Kathleen Joan Heddle

Personal information
- Born: November 27, 1965 Trail, British Columbia
- Died: January 11, 2021 (aged 55) Vancouver, British Columbia

Sport
- Sport: Rowing
- Club: Burnaby Lake Rowing Club

Medal record
| Event | 1st | 2nd | 3rd |
| Olympic Games | 3 | 0 | 1 |
| World Championships | 3 | 2 | 0 |
| Pan American Games | 1 | 0 | 0 |
| Summer Universiade | 0 | 1 | 0 |
Women's rowing
Representing Canada
Olympic Games
| Gold medal – first place | 1992 Barcelona | Coxless pair |
| Gold medal – first place | 1992 Barcelona | Eight |
| Gold medal – first place | 1996 Atlanta | Double sculls |
| Bronze medal – third place | 1996 Atlanta | Quadruple sculls |
World Championships
| Gold medal – first place | 1991 Vienna | Coxless pairs |
| Gold medal – first place | 1991 Vienna | Eight |
| Gold medal – first place | 1995 Tampere | Double sculls |
| Silver medal – second place | 1994 Indianapolis | Double sculls |
| Silver medal – second place | 1995 Tampere | Quadruple sculls |
Pan American Games
| Gold medal – first place | 1987 Indianapolis | Coxless pairs |
Summer Universiade
| Silver medal – second place | 1989 Duisburg | Coxless fours |

= Kathleen Heddle =

Canadian Olympic rower (1965–2021)

Kathleen Joan Heddle, (November 27, 1965 – January 11, 2021) was a Canadian Olympic rower. She and her long-time rowing partner Marnie McBean were the first Canadians to be awarded three Olympic gold medals at the Summer Games. They also won a silver in double sculls at the 1994 World Championships.

==Early life==
Heddle was born in Trail, British Columbia, on November 27, 1965. Her father, Duncan, worked as a geological engineer; her mother, Marilyn (Buchanan), was a registered dietitian and housewife. Heddle had two sisters (Libby and Peggy) and one brother (Murray). The family moved to the Kitsilano neighbourhood of Vancouver when she was twenty months old, and she graduated from Kitsilano Secondary School. Heddle went on to study psychology at the University of British Columbia (UBC), obtaining a bachelor's degree in 1990.

Although she initially played volleyball and intended to make the varsity team, her interest in rowing was piqued when she passed by the team's booth while registering for courses during her junior year at the War Memorial Gymnasium. She was selected in large part due to her height and rowed with the team for two years. During this time, she suffered extreme anxiety and apprehension during major races. Heddle was promoted to the national team in 1987, and won a gold medal in straight pairs at the Pan American Games that year.

==Career==
Heddle was part of the quartet that finished in fourth place in both the 1989 and 1990 World Rowing Championships. She was consequently paired with Marnie McBean by their coach. McBean was initially doubtful of their partnership, with her outgoing personality contrasting with Heddle's introversion. McBean interpreted this as a lack of ambition and competitiveness, and even went as far as to request a new partner. Their coach responded, "You do realize that Kathleen is the best rower on the team, and she's even better than you, Marnie". At the 1991 World Cup in Lucerne, their first major tournament together, they defeated the defending world champions in their opening race.

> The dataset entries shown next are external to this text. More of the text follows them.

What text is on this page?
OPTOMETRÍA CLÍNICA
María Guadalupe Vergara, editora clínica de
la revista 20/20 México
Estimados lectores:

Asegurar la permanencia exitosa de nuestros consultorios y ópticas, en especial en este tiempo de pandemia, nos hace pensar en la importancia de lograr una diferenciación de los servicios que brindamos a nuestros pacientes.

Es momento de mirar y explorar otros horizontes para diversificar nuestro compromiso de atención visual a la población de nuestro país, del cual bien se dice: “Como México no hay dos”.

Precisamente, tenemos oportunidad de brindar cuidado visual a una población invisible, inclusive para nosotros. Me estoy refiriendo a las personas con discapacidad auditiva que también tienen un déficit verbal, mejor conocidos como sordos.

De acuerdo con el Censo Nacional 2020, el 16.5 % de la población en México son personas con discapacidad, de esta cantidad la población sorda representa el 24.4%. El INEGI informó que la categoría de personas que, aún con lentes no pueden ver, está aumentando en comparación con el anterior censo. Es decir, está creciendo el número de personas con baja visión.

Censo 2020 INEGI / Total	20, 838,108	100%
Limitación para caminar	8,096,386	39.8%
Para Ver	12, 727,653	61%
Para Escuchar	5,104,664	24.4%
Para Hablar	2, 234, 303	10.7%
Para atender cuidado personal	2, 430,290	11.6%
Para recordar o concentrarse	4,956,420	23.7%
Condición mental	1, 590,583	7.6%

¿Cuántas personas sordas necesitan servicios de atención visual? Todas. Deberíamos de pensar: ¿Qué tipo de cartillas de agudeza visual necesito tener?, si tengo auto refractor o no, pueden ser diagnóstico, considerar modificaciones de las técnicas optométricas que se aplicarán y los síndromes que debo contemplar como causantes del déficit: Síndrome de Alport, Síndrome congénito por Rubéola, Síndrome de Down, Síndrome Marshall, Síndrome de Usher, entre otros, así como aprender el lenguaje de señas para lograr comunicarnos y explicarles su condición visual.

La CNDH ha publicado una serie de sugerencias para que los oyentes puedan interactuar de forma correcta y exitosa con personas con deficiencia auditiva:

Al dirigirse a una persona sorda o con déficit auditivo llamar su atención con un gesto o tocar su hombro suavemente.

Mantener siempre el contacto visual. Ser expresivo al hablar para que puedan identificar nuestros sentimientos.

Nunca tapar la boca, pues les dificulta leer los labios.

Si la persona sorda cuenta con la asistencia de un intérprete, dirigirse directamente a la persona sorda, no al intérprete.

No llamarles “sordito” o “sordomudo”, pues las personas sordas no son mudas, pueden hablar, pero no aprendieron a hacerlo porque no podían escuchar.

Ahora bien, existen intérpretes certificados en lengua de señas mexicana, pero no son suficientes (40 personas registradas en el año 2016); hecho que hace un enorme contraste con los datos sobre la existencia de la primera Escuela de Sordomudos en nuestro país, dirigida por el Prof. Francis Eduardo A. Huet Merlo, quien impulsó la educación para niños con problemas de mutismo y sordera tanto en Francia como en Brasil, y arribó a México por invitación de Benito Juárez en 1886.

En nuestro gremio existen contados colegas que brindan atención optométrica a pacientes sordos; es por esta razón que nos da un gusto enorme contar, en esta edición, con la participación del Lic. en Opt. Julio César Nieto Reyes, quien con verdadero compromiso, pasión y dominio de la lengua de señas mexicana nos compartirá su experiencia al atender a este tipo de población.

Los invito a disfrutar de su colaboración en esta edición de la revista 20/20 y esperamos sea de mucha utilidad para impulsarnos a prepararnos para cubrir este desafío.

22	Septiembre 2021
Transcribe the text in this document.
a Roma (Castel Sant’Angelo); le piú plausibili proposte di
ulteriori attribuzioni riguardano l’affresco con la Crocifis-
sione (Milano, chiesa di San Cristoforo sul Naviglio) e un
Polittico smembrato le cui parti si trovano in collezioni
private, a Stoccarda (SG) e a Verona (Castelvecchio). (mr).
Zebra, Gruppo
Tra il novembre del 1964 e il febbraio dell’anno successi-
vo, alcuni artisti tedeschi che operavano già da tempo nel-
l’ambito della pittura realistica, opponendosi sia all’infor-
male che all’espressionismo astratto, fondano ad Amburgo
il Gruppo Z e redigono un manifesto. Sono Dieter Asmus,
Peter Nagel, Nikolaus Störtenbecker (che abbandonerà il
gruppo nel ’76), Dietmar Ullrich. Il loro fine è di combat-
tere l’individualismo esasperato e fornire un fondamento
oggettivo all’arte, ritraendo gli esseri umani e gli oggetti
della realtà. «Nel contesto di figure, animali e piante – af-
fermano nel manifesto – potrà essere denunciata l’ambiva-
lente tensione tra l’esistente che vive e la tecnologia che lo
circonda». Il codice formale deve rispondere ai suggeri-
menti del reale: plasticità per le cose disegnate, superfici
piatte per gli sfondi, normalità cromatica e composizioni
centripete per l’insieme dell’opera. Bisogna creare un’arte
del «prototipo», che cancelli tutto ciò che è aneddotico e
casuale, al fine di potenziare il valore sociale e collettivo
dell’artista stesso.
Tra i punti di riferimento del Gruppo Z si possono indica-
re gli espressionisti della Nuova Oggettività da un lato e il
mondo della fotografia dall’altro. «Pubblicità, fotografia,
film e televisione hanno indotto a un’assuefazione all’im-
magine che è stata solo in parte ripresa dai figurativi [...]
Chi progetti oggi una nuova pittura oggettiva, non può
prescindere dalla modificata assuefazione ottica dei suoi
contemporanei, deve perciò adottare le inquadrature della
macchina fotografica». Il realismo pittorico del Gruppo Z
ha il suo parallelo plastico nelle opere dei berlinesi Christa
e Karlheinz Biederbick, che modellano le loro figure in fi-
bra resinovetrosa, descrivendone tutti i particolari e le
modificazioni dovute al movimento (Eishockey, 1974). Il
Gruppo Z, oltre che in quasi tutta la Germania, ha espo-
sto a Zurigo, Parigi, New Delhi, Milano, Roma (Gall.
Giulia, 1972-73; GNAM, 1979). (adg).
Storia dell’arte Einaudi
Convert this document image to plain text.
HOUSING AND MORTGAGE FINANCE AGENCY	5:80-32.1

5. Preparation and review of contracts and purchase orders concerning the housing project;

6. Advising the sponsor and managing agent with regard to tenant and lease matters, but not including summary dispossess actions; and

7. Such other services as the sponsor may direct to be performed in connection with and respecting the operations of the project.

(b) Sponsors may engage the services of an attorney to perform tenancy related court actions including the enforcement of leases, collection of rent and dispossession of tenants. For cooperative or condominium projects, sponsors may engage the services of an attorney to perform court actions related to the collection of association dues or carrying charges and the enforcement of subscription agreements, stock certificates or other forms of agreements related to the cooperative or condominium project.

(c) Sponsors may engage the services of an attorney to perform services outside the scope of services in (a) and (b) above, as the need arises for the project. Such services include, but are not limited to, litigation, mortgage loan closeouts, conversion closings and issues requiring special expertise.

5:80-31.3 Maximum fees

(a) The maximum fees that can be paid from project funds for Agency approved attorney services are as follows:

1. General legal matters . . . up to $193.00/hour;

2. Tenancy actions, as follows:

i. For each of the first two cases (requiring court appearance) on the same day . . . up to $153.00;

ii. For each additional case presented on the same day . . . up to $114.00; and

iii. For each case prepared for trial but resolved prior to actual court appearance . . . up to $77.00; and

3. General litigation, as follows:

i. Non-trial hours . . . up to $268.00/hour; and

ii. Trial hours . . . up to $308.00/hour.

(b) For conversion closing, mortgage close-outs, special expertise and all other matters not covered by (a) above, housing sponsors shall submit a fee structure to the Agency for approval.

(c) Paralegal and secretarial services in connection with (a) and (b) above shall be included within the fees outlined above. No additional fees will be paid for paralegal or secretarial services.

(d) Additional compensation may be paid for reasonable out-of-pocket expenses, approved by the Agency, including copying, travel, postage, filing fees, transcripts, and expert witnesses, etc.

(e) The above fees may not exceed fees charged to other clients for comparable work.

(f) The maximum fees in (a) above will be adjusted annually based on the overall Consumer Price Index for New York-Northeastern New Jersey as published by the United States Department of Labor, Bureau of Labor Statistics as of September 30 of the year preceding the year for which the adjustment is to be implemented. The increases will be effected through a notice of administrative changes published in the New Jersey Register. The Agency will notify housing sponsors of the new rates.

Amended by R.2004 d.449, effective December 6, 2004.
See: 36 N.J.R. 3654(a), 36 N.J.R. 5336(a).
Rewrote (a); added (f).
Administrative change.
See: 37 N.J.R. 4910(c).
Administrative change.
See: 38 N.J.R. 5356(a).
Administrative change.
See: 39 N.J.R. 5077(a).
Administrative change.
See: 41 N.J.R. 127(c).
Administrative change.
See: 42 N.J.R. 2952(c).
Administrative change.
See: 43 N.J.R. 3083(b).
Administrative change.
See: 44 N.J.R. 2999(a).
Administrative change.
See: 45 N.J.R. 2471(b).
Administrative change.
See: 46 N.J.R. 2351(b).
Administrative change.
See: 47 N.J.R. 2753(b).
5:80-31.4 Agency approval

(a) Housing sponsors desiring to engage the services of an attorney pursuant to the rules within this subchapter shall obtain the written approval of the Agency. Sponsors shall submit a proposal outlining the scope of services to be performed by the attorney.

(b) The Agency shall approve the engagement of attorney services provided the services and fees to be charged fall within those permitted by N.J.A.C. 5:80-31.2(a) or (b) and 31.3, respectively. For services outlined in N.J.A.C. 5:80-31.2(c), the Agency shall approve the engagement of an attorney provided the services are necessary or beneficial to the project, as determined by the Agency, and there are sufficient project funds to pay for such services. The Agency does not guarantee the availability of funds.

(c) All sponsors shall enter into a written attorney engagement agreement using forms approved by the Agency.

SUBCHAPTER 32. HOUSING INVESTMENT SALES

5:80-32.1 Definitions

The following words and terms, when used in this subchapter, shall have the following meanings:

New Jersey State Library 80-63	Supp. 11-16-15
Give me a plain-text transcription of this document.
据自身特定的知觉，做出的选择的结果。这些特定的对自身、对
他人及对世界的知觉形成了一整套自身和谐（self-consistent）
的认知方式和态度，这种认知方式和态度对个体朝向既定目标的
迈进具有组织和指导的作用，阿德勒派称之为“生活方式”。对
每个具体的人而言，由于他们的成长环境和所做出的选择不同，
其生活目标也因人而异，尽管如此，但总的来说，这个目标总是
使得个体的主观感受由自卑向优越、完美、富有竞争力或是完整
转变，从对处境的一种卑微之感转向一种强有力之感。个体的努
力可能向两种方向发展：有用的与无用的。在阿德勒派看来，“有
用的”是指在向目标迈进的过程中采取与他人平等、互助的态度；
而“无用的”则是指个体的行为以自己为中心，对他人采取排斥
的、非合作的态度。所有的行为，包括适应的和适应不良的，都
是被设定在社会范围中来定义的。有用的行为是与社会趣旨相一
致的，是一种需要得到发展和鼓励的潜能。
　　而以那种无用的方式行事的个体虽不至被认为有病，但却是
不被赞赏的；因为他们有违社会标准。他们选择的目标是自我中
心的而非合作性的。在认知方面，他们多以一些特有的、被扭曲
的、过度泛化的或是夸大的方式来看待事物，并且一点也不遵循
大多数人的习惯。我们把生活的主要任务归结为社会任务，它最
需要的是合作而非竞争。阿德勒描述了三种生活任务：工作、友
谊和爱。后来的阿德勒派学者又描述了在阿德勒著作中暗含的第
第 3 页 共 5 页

The same year, they won a gold medal in straight pairs at the World Championships, and secured another gold as part of Canada's eights team. They replicated their performance at the 1992 Summer Olympics, winning gold medals in straight pairs and eights.

Heddle took a one-year hiatus from the sport in 1993, and changed to sculling. On her return at the 1994 World Championships, she and McBean finished runners-up in double sculls. They improved on their result at the championships the following year, and also secured silver as part of the quad sculls team. Her final event before retiring was the 1996 Summer Olympics in Atlanta, where she won a gold medal with McBean in double sculls and a bronze in the quad sculls. At the time of her death, she and McBean were the only Canadians to win three gold medals at the Summer Olympic Games.

==Honours==
Heddle was inducted into the Canadian Olympic Hall of Fame in 1994. Three years later, she was awarded the Order of British Columbia, inducted into the Canadian Sports Hall of Fame, and named B.C. Athlete of the Year. She was also conferred the Thomas Keller Medal by FISA, the International Rowing Federation, for her outstanding career in international rowing in 1999.

Heddle was enshrined into the BC Sports Hall of Fame in 2003. She was subsequently granted an honorary doctorate of letters by UBC (her alma mater) in November 2004.

==Personal life==
After retiring, Heddle moved to Kerrisdale in Vancouver. She married Mike Bryden in October 2000. They had two children, one of whom also studied at UBC and joined its rowing team.

Heddle died on January 11, 2021, at her home in Vancouver. She was 55, and had breast cancer and lymphoma followed by melanoma and brain cancer in the six years preceding her death.